What I can now say is that Toledo seems to have been unduly proud of its Health Center. Multiple views of it seem to have been put on many postcards (though I can't easily imagine many of them ever being sent to anyone).

Here are two examples:

And here are two of the descriptions that I found on those postcards:

And - just for good measure - here's a photo I found of the Health Center as it was being constructed:

That's Cherry St. on the right. I think that might be a good ol' Community Traction bus there headed north on it. Maybe it's the very bus that took me to the Health Center 11 years later, but probably not.

And not that it matters, but... virtually all the other buildings you can see in this photo were long ago reduced to rubble.

Bonus points if you can say whether or not that's a good thing.

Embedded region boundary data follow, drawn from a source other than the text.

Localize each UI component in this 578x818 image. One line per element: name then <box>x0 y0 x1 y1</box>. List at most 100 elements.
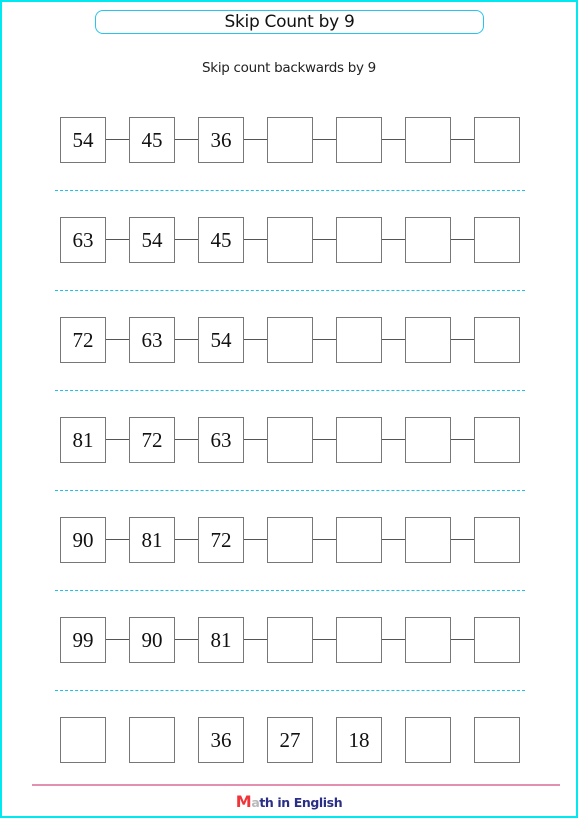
number-box: 90 <box>60 517 106 563</box>
number-box: 45 <box>198 217 244 263</box>
connector-line <box>175 539 198 540</box>
title-box: Skip Count by 9 <box>95 10 484 34</box>
row-divider <box>55 390 525 391</box>
connector-line <box>244 539 267 540</box>
number-box: 72 <box>198 517 244 563</box>
answer-box-empty[interactable] <box>267 417 313 463</box>
answer-box-empty[interactable] <box>267 217 313 263</box>
brand-logo: Math in English <box>0 792 578 811</box>
number-box: 72 <box>129 417 175 463</box>
answer-box-empty[interactable] <box>405 417 451 463</box>
connector-line <box>106 639 129 640</box>
connector-line <box>313 439 336 440</box>
connector-line <box>313 139 336 140</box>
row-divider <box>55 190 525 191</box>
connector-line <box>106 339 129 340</box>
connector-line <box>175 139 198 140</box>
connector-line <box>313 239 336 240</box>
connector-line <box>106 239 129 240</box>
answer-box-empty[interactable] <box>60 717 106 763</box>
answer-box-empty[interactable] <box>267 317 313 363</box>
connector-line <box>175 439 198 440</box>
number-box: 63 <box>129 317 175 363</box>
answer-box-empty[interactable] <box>474 317 520 363</box>
instruction-text: Skip count backwards by 9 <box>202 60 376 76</box>
answer-box-empty[interactable] <box>405 717 451 763</box>
number-box: 63 <box>198 417 244 463</box>
number-sequence-row: 72 63 54 <box>0 317 578 363</box>
connector-line <box>244 239 267 240</box>
connector-line <box>382 239 405 240</box>
connector-line <box>175 639 198 640</box>
answer-box-empty[interactable] <box>267 517 313 563</box>
number-box: 81 <box>60 417 106 463</box>
number-box: 90 <box>129 617 175 663</box>
row-divider <box>55 690 525 691</box>
connector-line <box>313 339 336 340</box>
number-box: 99 <box>60 617 106 663</box>
answer-box-empty[interactable] <box>405 617 451 663</box>
connector-line <box>451 639 474 640</box>
connector-line <box>451 339 474 340</box>
connector-line <box>382 639 405 640</box>
number-box: 81 <box>198 617 244 663</box>
number-box: 63 <box>60 217 106 263</box>
connector-line <box>382 139 405 140</box>
answer-box-empty[interactable] <box>405 117 451 163</box>
answer-box-empty[interactable] <box>474 517 520 563</box>
number-box: 54 <box>60 117 106 163</box>
connector-line <box>244 439 267 440</box>
number-box: 36 <box>198 117 244 163</box>
row-divider <box>55 490 525 491</box>
number-box: 18 <box>336 717 382 763</box>
connector-line <box>451 239 474 240</box>
footer-divider <box>32 784 560 786</box>
logo-text: th in English <box>259 795 343 810</box>
number-box: 27 <box>267 717 313 763</box>
connector-line <box>244 639 267 640</box>
answer-box-empty[interactable] <box>405 217 451 263</box>
answer-box-empty[interactable] <box>267 617 313 663</box>
answer-box-empty[interactable] <box>474 117 520 163</box>
answer-box-empty[interactable] <box>336 417 382 463</box>
answer-box-empty[interactable] <box>336 117 382 163</box>
answer-box-empty[interactable] <box>474 417 520 463</box>
answer-box-empty[interactable] <box>474 217 520 263</box>
row-divider <box>55 290 525 291</box>
answer-box-empty[interactable] <box>474 617 520 663</box>
connector-line <box>175 239 198 240</box>
number-sequence-row: 54 45 36 <box>0 117 578 163</box>
connector-line <box>382 339 405 340</box>
number-box: 72 <box>60 317 106 363</box>
connector-line <box>175 339 198 340</box>
connector-line <box>382 539 405 540</box>
number-sequence-row: 63 54 45 <box>0 217 578 263</box>
connector-line <box>106 439 129 440</box>
answer-box-empty[interactable] <box>129 717 175 763</box>
number-sequence-row: 90 81 72 <box>0 517 578 563</box>
page-title: Skip Count by 9 <box>224 12 355 32</box>
logo-letter-m: M <box>235 792 252 811</box>
connector-line <box>382 439 405 440</box>
row-divider <box>55 590 525 591</box>
number-sequence-row: 99 90 81 <box>0 617 578 663</box>
number-box: 54 <box>129 217 175 263</box>
connector-line <box>244 139 267 140</box>
answer-box-empty[interactable] <box>405 317 451 363</box>
number-sequence-row: 36 27 18 <box>0 717 578 763</box>
connector-line <box>106 139 129 140</box>
connector-line <box>313 539 336 540</box>
answer-box-empty[interactable] <box>474 717 520 763</box>
answer-box-empty[interactable] <box>336 217 382 263</box>
answer-box-empty[interactable] <box>336 617 382 663</box>
connector-line <box>451 539 474 540</box>
number-box: 36 <box>198 717 244 763</box>
connector-line <box>244 339 267 340</box>
answer-box-empty[interactable] <box>405 517 451 563</box>
connector-line <box>106 539 129 540</box>
number-box: 81 <box>129 517 175 563</box>
connector-line <box>451 439 474 440</box>
answer-box-empty[interactable] <box>336 317 382 363</box>
answer-box-empty[interactable] <box>336 517 382 563</box>
answer-box-empty[interactable] <box>267 117 313 163</box>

And many more bonus points if you can tell me the names of the models of the cars that appear in this entry's first photo. (I spent a lot of time trying to track them down and I'll love you forever if you come up with the same names that I did!)


  1. I'm pretty sure I used to own a later version of the leftmost car--in the same color, but mine was usually waxed better.

    The green car might be a wrecked Beemer. I'm reluctant to try to turn up any research about it because I'm not sure I'm ready for the burden of being loved for the rest of my life. The last time somebody promised to do that, it turned out very badly.

  2. On the other hand, if it was a Mercedes, then I could say, "That's the way the Mercedes bends."